Deploying the Kubeflow platform

Preamble

I recently started contributing to the Kubeflow open-source project and have been following some recent GitHub discussions, watched Working Group (WG) call recordings (they run past midnight in my timezone unfortunately) and community calls. Many contributors come from organizations that deploy Kubeflow internally or offer it as a managed service. One of the more popular requests from the community is to build Helm charts for deploying the Kubeflow platform.

What on earth is Kubeflow?

The Kubeflow platform is a collection of machine learning tools designed to be deployed on Kubernetes. Kubeflow is deployed via a community-maintained repository, kubeflow/manifests, which provides a collection of Kustomize manifests for each component. These manifests include Istio configuration, pod security standards, network policies, and token-based authorization. The repository holds a collection of Kustomize manifests upstreamed from each Kubeflow component. It also implements an Istio service mesh which secures traffic between components along with other security measures like pod security standards, network policies, and authorization tokens. It can also be configured to use an external OAuth2 provider. The scope of designing Kubeflow Helm charts is enormous and no easy effort, which makes sense why the Kubeflow organisation chooses not to maintain a central distribution of Kubeflow. Like many open-source projects, contributions often come from developers funded by their organizations or volunteers contributing in their free time. Kubeflow is already extremely complex to maintain to be security compliant for enterprises and has its own challenges designing and coordinating AI/ML tooling on Kubernetes. Vendors tend to provide enterprise support for deploying the platform.

I recently went through deploying a customised Kubeflow. I operate a bare-metal Kubernetes cluster using GitOps powered by Flux. A Flux controller in my cluster reads the latest changes in the repository and synchronises changes to my cluster. I usually reach for Helm charts since I find that they are the simplest to configure but occasionally deploy operators and/or Custom Resource Definitions (CRDs) from manifests if this is not an option. I recently moved away from Ingress NGINX Controller to the new Gateway API using the Cilium Gateway implementation. This posed challenges because Istio’s Gateway implementation and the Gateway API’s evolving spec introduced compatibility and configuration issues. This should be resolved with the next Kubeflow platform release.

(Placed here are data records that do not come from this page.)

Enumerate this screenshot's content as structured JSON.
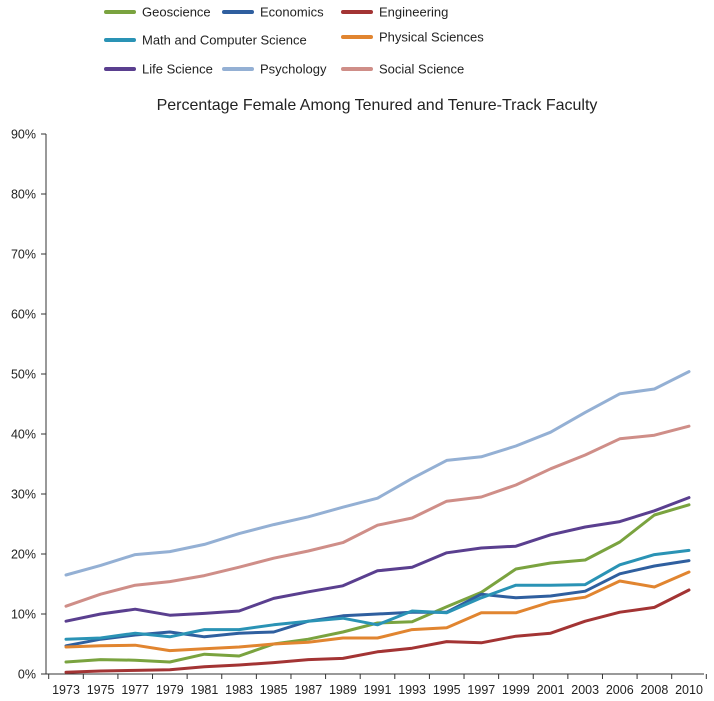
{
  "chart_data": {
    "type": "line",
    "title": "Percentage Female Among Tenured and Tenure-Track Faculty",
    "xlabel": "",
    "ylabel": "",
    "ylim": [
      0,
      90
    ],
    "y_ticks": [
      "0%",
      "10%",
      "20%",
      "30%",
      "40%",
      "50%",
      "60%",
      "70%",
      "80%",
      "90%"
    ],
    "categories": [
      "1973",
      "1975",
      "1977",
      "1979",
      "1981",
      "1983",
      "1985",
      "1987",
      "1989",
      "1991",
      "1993",
      "1995",
      "1997",
      "1999",
      "2001",
      "2003",
      "2006",
      "2008",
      "2010"
    ],
    "legend_position": "top",
    "grid": false,
    "series": [
      {
        "name": "Geoscience",
        "color": "#7aa33f",
        "values": [
          2.0,
          2.4,
          2.3,
          2.0,
          3.3,
          3.0,
          5.0,
          5.8,
          7.0,
          8.5,
          8.7,
          11.2,
          13.6,
          17.5,
          18.5,
          19.0,
          22.0,
          26.5,
          28.2
        ]
      },
      {
        "name": "Economics",
        "color": "#2f5f9f",
        "values": [
          4.7,
          5.8,
          6.5,
          7.0,
          6.2,
          6.8,
          7.0,
          8.8,
          9.7,
          10.0,
          10.3,
          10.3,
          13.3,
          12.7,
          13.0,
          13.8,
          16.7,
          18.0,
          18.9
        ]
      },
      {
        "name": "Engineering",
        "color": "#a33434",
        "values": [
          0.3,
          0.5,
          0.6,
          0.7,
          1.2,
          1.5,
          1.9,
          2.4,
          2.6,
          3.7,
          4.3,
          5.4,
          5.2,
          6.3,
          6.8,
          8.8,
          10.3,
          11.1,
          14.0
        ]
      },
      {
        "name": "Math and Computer Science",
        "color": "#2a93b5",
        "values": [
          5.8,
          6.0,
          6.8,
          6.2,
          7.4,
          7.4,
          8.2,
          8.8,
          9.3,
          8.2,
          10.5,
          10.2,
          12.7,
          14.8,
          14.8,
          14.9,
          18.2,
          19.9,
          20.6
        ]
      },
      {
        "name": "Physical Sciences",
        "color": "#e18530",
        "values": [
          4.5,
          4.7,
          4.8,
          3.9,
          4.2,
          4.5,
          5.0,
          5.3,
          6.0,
          6.0,
          7.4,
          7.7,
          10.2,
          10.2,
          12.0,
          12.8,
          15.5,
          14.5,
          17.0
        ]
      },
      {
        "name": "Life Science",
        "color": "#5a3f8f",
        "values": [
          8.8,
          10.0,
          10.8,
          9.8,
          10.1,
          10.5,
          12.6,
          13.7,
          14.7,
          17.2,
          17.8,
          20.2,
          21.0,
          21.3,
          23.2,
          24.5,
          25.4,
          27.2,
          29.4
        ]
      },
      {
        "name": "Psychology",
        "color": "#94b0d4",
        "values": [
          16.5,
          18.1,
          19.9,
          20.4,
          21.6,
          23.4,
          24.9,
          26.2,
          27.8,
          29.3,
          32.6,
          35.6,
          36.2,
          38.0,
          40.3,
          43.6,
          46.7,
          47.5,
          50.4
        ]
      },
      {
        "name": "Social Science",
        "color": "#cf8e88",
        "values": [
          11.3,
          13.3,
          14.8,
          15.4,
          16.4,
          17.8,
          19.3,
          20.5,
          21.9,
          24.8,
          26.0,
          28.8,
          29.5,
          31.5,
          34.2,
          36.5,
          39.2,
          39.8,
          41.3
        ]
      }
    ]
  }
}
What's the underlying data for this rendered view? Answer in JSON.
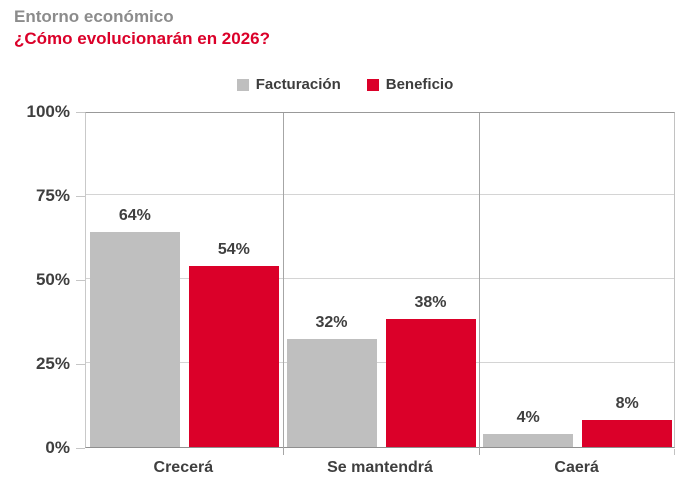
{
  "header": {
    "title": "Entorno económico",
    "subtitle": "¿Cómo evolucionarán en 2026?"
  },
  "chart_data": {
    "type": "bar",
    "title": "Entorno económico",
    "subtitle": "¿Cómo evolucionarán en 2026?",
    "categories": [
      "Crecerá",
      "Se mantendrá",
      "Caerá"
    ],
    "series": [
      {
        "name": "Facturación",
        "color": "#BFBFBF",
        "values": [
          64,
          32,
          4
        ]
      },
      {
        "name": "Beneficio",
        "color": "#DB0029",
        "values": [
          54,
          38,
          8
        ]
      }
    ],
    "value_suffix": "%",
    "y_ticks": [
      {
        "value": 0,
        "label": "0%"
      },
      {
        "value": 25,
        "label": "25%"
      },
      {
        "value": 50,
        "label": "50%"
      },
      {
        "value": 75,
        "label": "75%"
      },
      {
        "value": 100,
        "label": "100%"
      }
    ],
    "ylim": [
      0,
      100
    ],
    "grid": "horizontal-gridlines-and-vertical-panel-separators",
    "legend_position": "top-center",
    "data_labels": "above-bars"
  },
  "colors": {
    "title_gray": "#8C8C8C",
    "accent_red": "#DB0029",
    "bar_gray": "#BFBFBF",
    "text_dark": "#3F3F3F",
    "gridline": "#D4D4D4",
    "panel_separator": "#A6A6A6",
    "axis": "#999999"
  }
}
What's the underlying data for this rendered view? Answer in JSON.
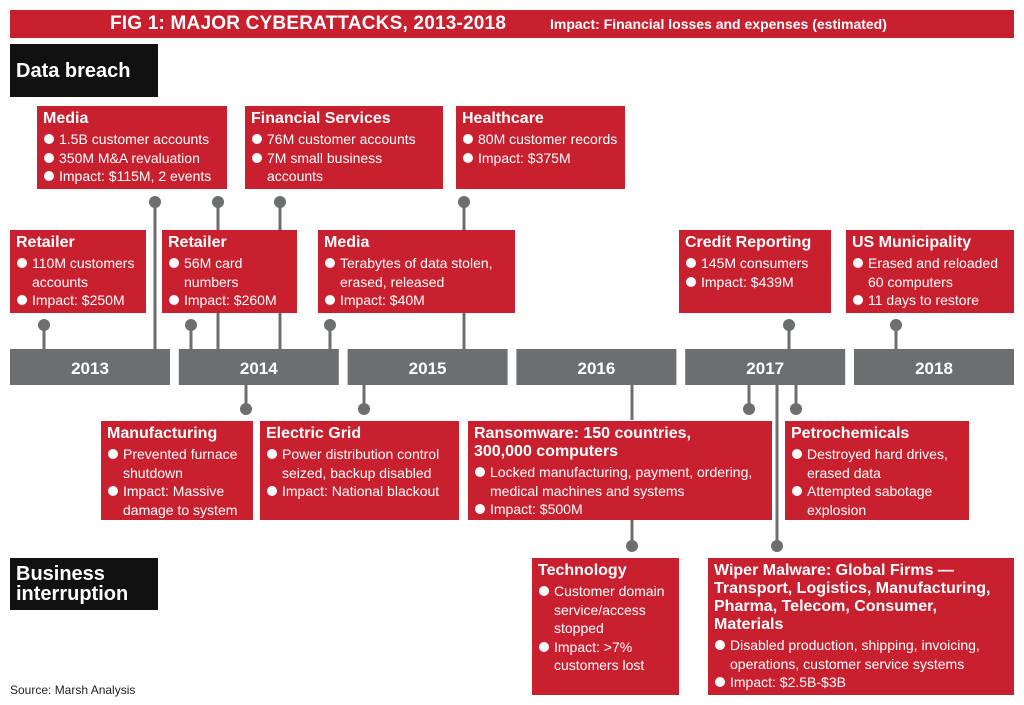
{
  "header": {
    "title": "FIG 1: MAJOR CYBERATTACKS, 2013-2018",
    "subtitle": "Impact: Financial losses and expenses (estimated)"
  },
  "categories": {
    "breach": "Data breach",
    "business": "Business interruption"
  },
  "years": [
    "2013",
    "2014",
    "2015",
    "2016",
    "2017",
    "2018"
  ],
  "breach_events": [
    {
      "title": "Media",
      "items": [
        "1.5B customer accounts",
        "350M M&A revaluation",
        "Impact: $115M, 2 events"
      ]
    },
    {
      "title": "Financial Services",
      "items": [
        "76M customer accounts",
        "7M small business accounts"
      ]
    },
    {
      "title": "Healthcare",
      "items": [
        "80M customer records",
        "Impact: $375M"
      ]
    },
    {
      "title": "Retailer",
      "items": [
        "110M customers accounts",
        "Impact: $250M"
      ]
    },
    {
      "title": "Retailer",
      "items": [
        "56M card numbers",
        "Impact: $260M"
      ]
    },
    {
      "title": "Media",
      "items": [
        "Terabytes of data stolen, erased, released",
        "Impact: $40M"
      ]
    },
    {
      "title": "Credit Reporting",
      "items": [
        "145M consumers",
        "Impact: $439M"
      ]
    },
    {
      "title": "US Municipality",
      "items": [
        "Erased and reloaded 60 computers",
        "11 days to restore"
      ]
    }
  ],
  "bi_events": [
    {
      "title": "Manufacturing",
      "items": [
        "Prevented furnace shutdown",
        "Impact: Massive damage to system"
      ]
    },
    {
      "title": "Electric Grid",
      "items": [
        "Power distribution control seized, backup disabled",
        "Impact: National blackout"
      ]
    },
    {
      "title": "Ransomware: 150 countries, 300,000 computers",
      "items": [
        "Locked manufacturing, payment, ordering, medical machines and systems",
        "Impact: $500M"
      ]
    },
    {
      "title": "Petrochemicals",
      "items": [
        "Destroyed hard drives, erased data",
        "Attempted sabotage explosion"
      ]
    },
    {
      "title": "Technology",
      "items": [
        "Customer domain service/access stopped",
        "Impact: >7% customers lost"
      ]
    },
    {
      "title": "Wiper Malware: Global Firms — Transport, Logistics, Manufacturing, Pharma, Telecom, Consumer, Materials",
      "items": [
        "Disabled production, shipping, invoicing, operations, customer service systems",
        "Impact: $2.5B-$3B"
      ]
    }
  ],
  "source": "Source: Marsh Analysis",
  "colors": {
    "accent": "#c8202e",
    "timeline": "#6d6e70",
    "label_bg": "#111111"
  }
}
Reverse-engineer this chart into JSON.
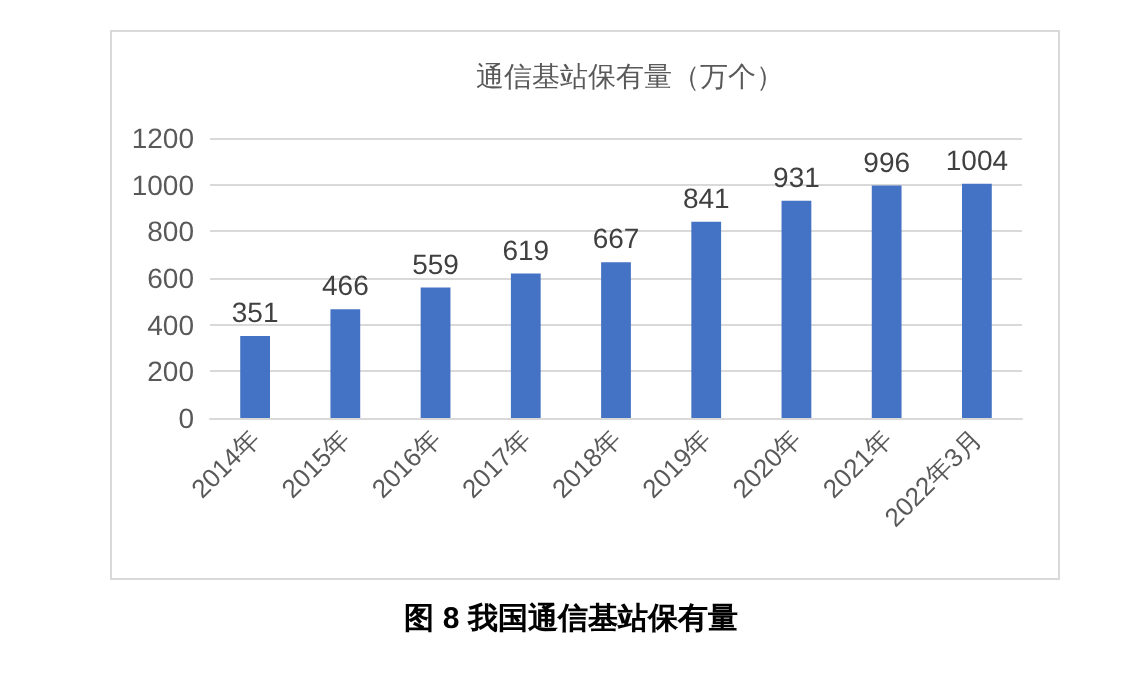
{
  "chart_data": {
    "type": "bar",
    "title": "通信基站保有量（万个）",
    "categories": [
      "2014年",
      "2015年",
      "2016年",
      "2017年",
      "2018年",
      "2019年",
      "2020年",
      "2021年",
      "2022年3月"
    ],
    "values": [
      351,
      466,
      559,
      619,
      667,
      841,
      931,
      996,
      1004
    ],
    "color": "#4472c4",
    "ylim": [
      0,
      1200
    ],
    "yticks": [
      0,
      200,
      400,
      600,
      800,
      1000,
      1200
    ],
    "grid": "y",
    "data_labels": true,
    "annotations": [
      "图 8 我国通信基站保有量"
    ]
  }
}
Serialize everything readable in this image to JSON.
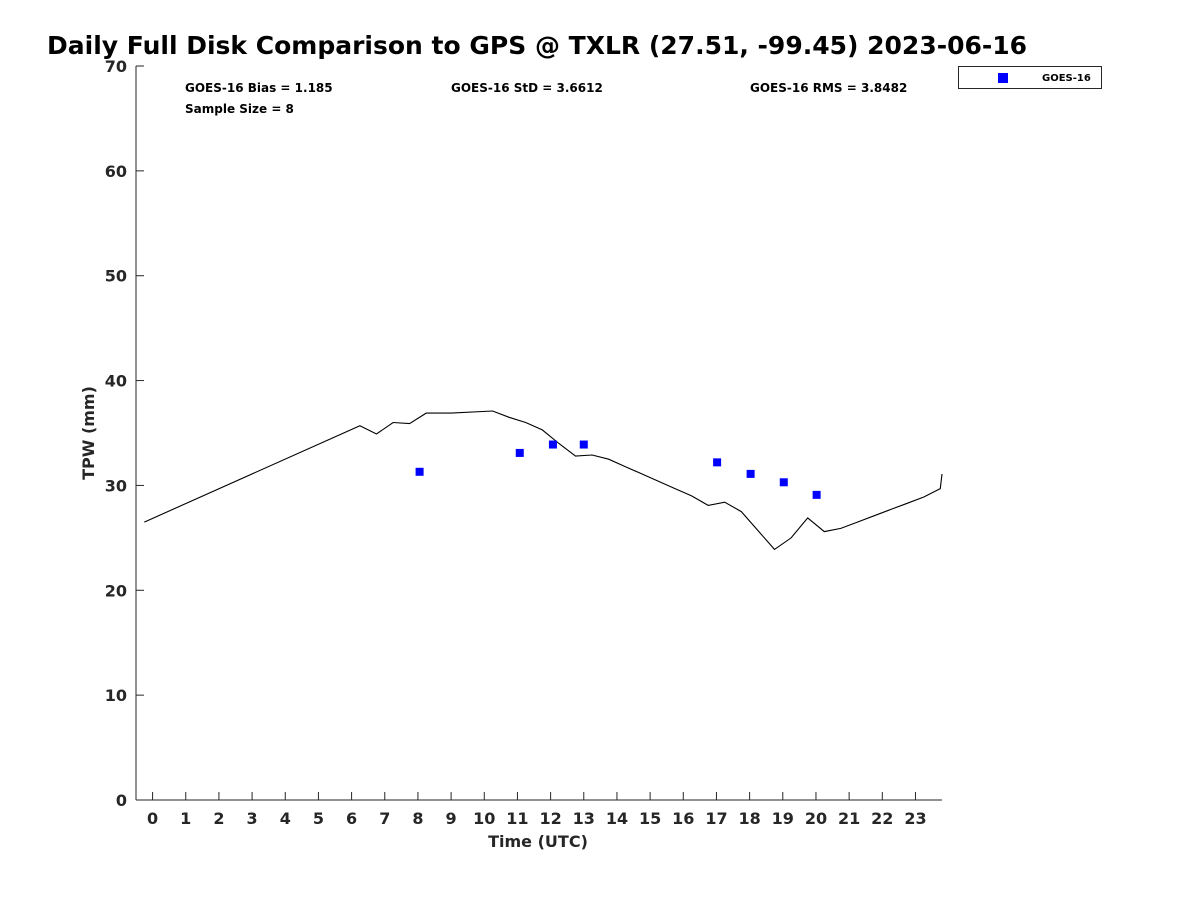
{
  "chart_data": {
    "type": "scatter",
    "title": "Daily Full Disk Comparison to GPS @ TXLR (27.51, -99.45) 2023-06-16",
    "xlabel": "Time (UTC)",
    "ylabel": "TPW (mm)",
    "xlim": [
      -0.5,
      23.8
    ],
    "ylim": [
      0,
      70
    ],
    "xticks": [
      "0",
      "1",
      "2",
      "3",
      "4",
      "5",
      "6",
      "7",
      "8",
      "9",
      "10",
      "11",
      "12",
      "13",
      "14",
      "15",
      "16",
      "17",
      "18",
      "19",
      "20",
      "21",
      "22",
      "23"
    ],
    "yticks": [
      "0",
      "10",
      "20",
      "30",
      "40",
      "50",
      "60",
      "70"
    ],
    "grid": false,
    "legend_position": "outside-top-right",
    "stats": {
      "bias": "GOES-16 Bias = 1.185",
      "std": "GOES-16 StD = 3.6612",
      "rms": "GOES-16 RMS = 3.8482",
      "sample": "Sample Size = 8"
    },
    "series": [
      {
        "name": "GOES-16",
        "kind": "scatter",
        "color": "#0000ff",
        "x": [
          8.05,
          11.07,
          12.07,
          13.0,
          17.02,
          18.03,
          19.03,
          20.02
        ],
        "y": [
          31.3,
          33.1,
          33.9,
          33.9,
          32.2,
          31.1,
          30.3,
          29.1
        ]
      },
      {
        "kind": "line",
        "color": "#000000",
        "x": [
          -0.25,
          6.25,
          6.75,
          7.25,
          7.75,
          8.25,
          9.0,
          10.25,
          10.75,
          11.25,
          11.75,
          12.25,
          12.75,
          13.25,
          13.75,
          14.25,
          14.75,
          15.25,
          15.75,
          16.25,
          16.75,
          17.25,
          17.75,
          18.25,
          18.75,
          19.25,
          19.75,
          20.25,
          20.75,
          21.25,
          21.75,
          22.25,
          22.75,
          23.25,
          23.75
        ],
        "y": [
          26.5,
          35.7,
          34.9,
          36.0,
          35.9,
          36.9,
          36.9,
          37.1,
          36.5,
          36.0,
          35.3,
          34.0,
          32.8,
          32.9,
          32.5,
          31.8,
          31.1,
          30.4,
          29.7,
          29.0,
          28.1,
          28.4,
          27.5,
          25.7,
          23.9,
          25.0,
          26.9,
          25.6,
          25.9,
          26.5,
          27.1,
          27.7,
          28.3,
          28.9,
          29.7
        ]
      }
    ],
    "line_tail": {
      "x": 23.8,
      "y": 31.1
    }
  }
}
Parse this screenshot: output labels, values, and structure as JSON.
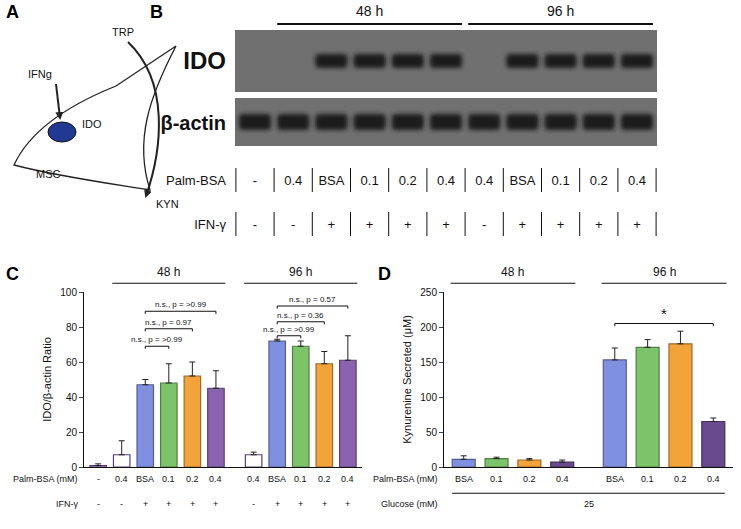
{
  "panel_labels": [
    "A",
    "B",
    "C",
    "D"
  ],
  "diagram": {
    "cell": "MSC",
    "nucleus": "IDO",
    "input": "IFNg",
    "substrate": "TRP",
    "product": "KYN"
  },
  "blot": {
    "groups": [
      {
        "label": "48 h",
        "first": 1,
        "last": 5
      },
      {
        "label": "96 h",
        "first": 6,
        "last": 10
      }
    ],
    "rows": [
      {
        "label": "IDO",
        "bands": [
          false,
          false,
          true,
          true,
          true,
          true,
          false,
          true,
          true,
          true,
          true
        ]
      },
      {
        "label": "β-actin",
        "bands": [
          true,
          true,
          true,
          true,
          true,
          true,
          true,
          true,
          true,
          true,
          true
        ]
      }
    ],
    "conditions": [
      {
        "label": "Palm-BSA",
        "values": [
          "-",
          "0.4",
          "BSA",
          "0.1",
          "0.2",
          "0.4",
          "0.4",
          "BSA",
          "0.1",
          "0.2",
          "0.4"
        ]
      },
      {
        "label": "IFN-γ",
        "values": [
          "-",
          "-",
          "+",
          "+",
          "+",
          "+",
          "-",
          "+",
          "+",
          "+",
          "+"
        ]
      }
    ]
  },
  "chart_data": [
    {
      "type": "bar",
      "ylabel": "IDO/β-actin Ratio",
      "category_label": "Palm-BSA (mM)",
      "categories": [
        "-",
        "0.4",
        "BSA",
        "0.1",
        "0.2",
        "0.4",
        "0.4",
        "BSA",
        "0.1",
        "0.2",
        "0.4"
      ],
      "values": [
        0.8,
        7,
        47,
        48,
        52,
        45,
        7,
        72,
        69,
        59,
        61
      ],
      "errors": [
        1,
        8,
        3,
        11,
        8,
        10,
        1.5,
        1,
        3,
        7,
        14
      ],
      "colors": [
        "#ffffff",
        "#ffffff",
        "#8090e0",
        "#7cc36a",
        "#f2a33a",
        "#8a62b0",
        "#ffffff",
        "#8090e0",
        "#7cc36a",
        "#f2a33a",
        "#8a62b0"
      ],
      "rows": [
        {
          "label": "IFN-γ",
          "values": [
            "-",
            "-",
            "+",
            "+",
            "+",
            "+",
            "-",
            "+",
            "+",
            "+",
            "+"
          ]
        }
      ],
      "groups": [
        {
          "label": "48 h",
          "first": 1,
          "last": 5
        },
        {
          "label": "96 h",
          "first": 6,
          "last": 10
        }
      ],
      "comparisons": [
        {
          "from": 2,
          "to": 5,
          "y": 89,
          "label": "n.s., p = >0.99"
        },
        {
          "from": 2,
          "to": 4,
          "y": 79,
          "label": "n.s., p = 0.97"
        },
        {
          "from": 2,
          "to": 3,
          "y": 69,
          "label": "n.s., p = >0.99"
        },
        {
          "from": 7,
          "to": 10,
          "y": 92,
          "label": "n.s., p = 0.57"
        },
        {
          "from": 7,
          "to": 9,
          "y": 83,
          "label": "n.s., p = 0.36"
        },
        {
          "from": 7,
          "to": 8,
          "y": 75,
          "label": "n.s., p = >0.99"
        }
      ],
      "ylim": [
        0,
        100
      ],
      "yticks": [
        0,
        20,
        40,
        60,
        80,
        100
      ],
      "grid": false,
      "tick_labels": "y"
    },
    {
      "type": "bar",
      "ylabel": "Kynurenine Secreted (μM)",
      "category_label": "Palm-BSA (mM)",
      "categories": [
        "BSA",
        "0.1",
        "0.2",
        "0.4",
        "BSA",
        "0.1",
        "0.2",
        "0.4"
      ],
      "values": [
        11,
        12,
        10,
        7,
        153,
        171,
        176,
        65
      ],
      "errors": [
        5,
        2,
        2,
        3,
        17,
        11,
        18,
        5
      ],
      "colors": [
        "#8090e0",
        "#7cc36a",
        "#f2a33a",
        "#6a4a8f",
        "#8090e0",
        "#7cc36a",
        "#f2a33a",
        "#6a4a8f"
      ],
      "rows": [
        {
          "label": "Glucose (mM)",
          "value": 25
        }
      ],
      "groups": [
        {
          "label": "48 h",
          "first": 0,
          "last": 3
        },
        {
          "label": "96 h",
          "first": 4,
          "last": 7
        }
      ],
      "comparisons": [
        {
          "from": 4,
          "to": 7,
          "y": 205,
          "label": "*"
        }
      ],
      "ylim": [
        0,
        250
      ],
      "yticks": [
        0,
        50,
        100,
        150,
        200,
        250
      ],
      "grid": false,
      "tick_labels": "y"
    }
  ]
}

Deploying the Kubeflow platform has a few external dependencies:

  • S3-compatible storage
  • MySQL/MySQL-compatible database
  • Istio service mesh
  • Cert Manager for certificates

I already deploy Cert Manager for certificates for my split-brain DNS setup to publicly expose services via Cloudflare DNS and Cloudflare tunnels and internal (only on my network) using External DNS and the external-dns-unifi-webhook and a MinIO deployment with an NFS backend to my NAS. I settled on MariaDB Operator for its convenient CRDs to create databases, users and grants and scheduled S3 backup and restore procedures.

Kubeflow and Fluxtomizations

I largely used the deployKF repository as inspiration which is a more configurable setup using gomplate, ArgoCD and raw bash scripts to configure settings. It’s also a couple of revisions old (my guess is the maintainer started vendoring the distribution for later Kubeflow versions). It uses the same mechanism Helm values are templated into charts to create customised deployments AND kustomizations. I ended up opting for configurable options through Kubernetes Secret and ConfigMap objects. One of the biggest challenges was identifying all the points where MySQL and MinIO credentials were needed and using Kustomize patches to use a centralised secret. I should mention that secrets can be populated manually, using GitOps with sops encryption (natively supported in Flux) or use External Secrets Operator to populate secrets from an external secret store. I personally use 1Password to populate my secrets which allows me to conveniently autofill credentials.

Roughly speaking I went through the following steps:

  1. Write a GitHub Actions workflow to commit the latest non-release candidate tag of the manifests to my repository
  2. Add components to generate namespaces with the appropriate labels e.g., for Istio injection
  3. Configure secrets and OAuth2 settings for dex and oauth2-proxy using ExternalSecret and ConfigMap resources
  4. Add Kustomize patches to patch dex and oauth2-proxy deployments to mount the the configuration from secrets and/or configmaps
  5. Add an ExternalSecret manifest with configurations for ALL Kubeflow components
  6. Create Database objects for Kubeflow components that use MySQL/MySQL-compatible databases
  7. Add Kustomize patches to patch Kubeflow components (mainly Katib, Pipelines and Model Registry) to connect to my MariaDB cluster and the appropriate tables
  8. Add Kustomize patches to patch Kubeflow Pipelines to connect to my MinIO deployment
  9. Add any additional Istio RequestAuthentication manifests to enable authorization from GitHub and Pocket ID

Conclusion

While future changes to the manifests could require rework, using Kustomize patches makes changes relatively easy to reconfigure. Being a contributor helps here, I would be aware of any breaking changes that could be introduced. Looking forward to the ongoing improvements like Gateway API support and Istio Ambient mode and how things will break in my cluster! Thanks for reading.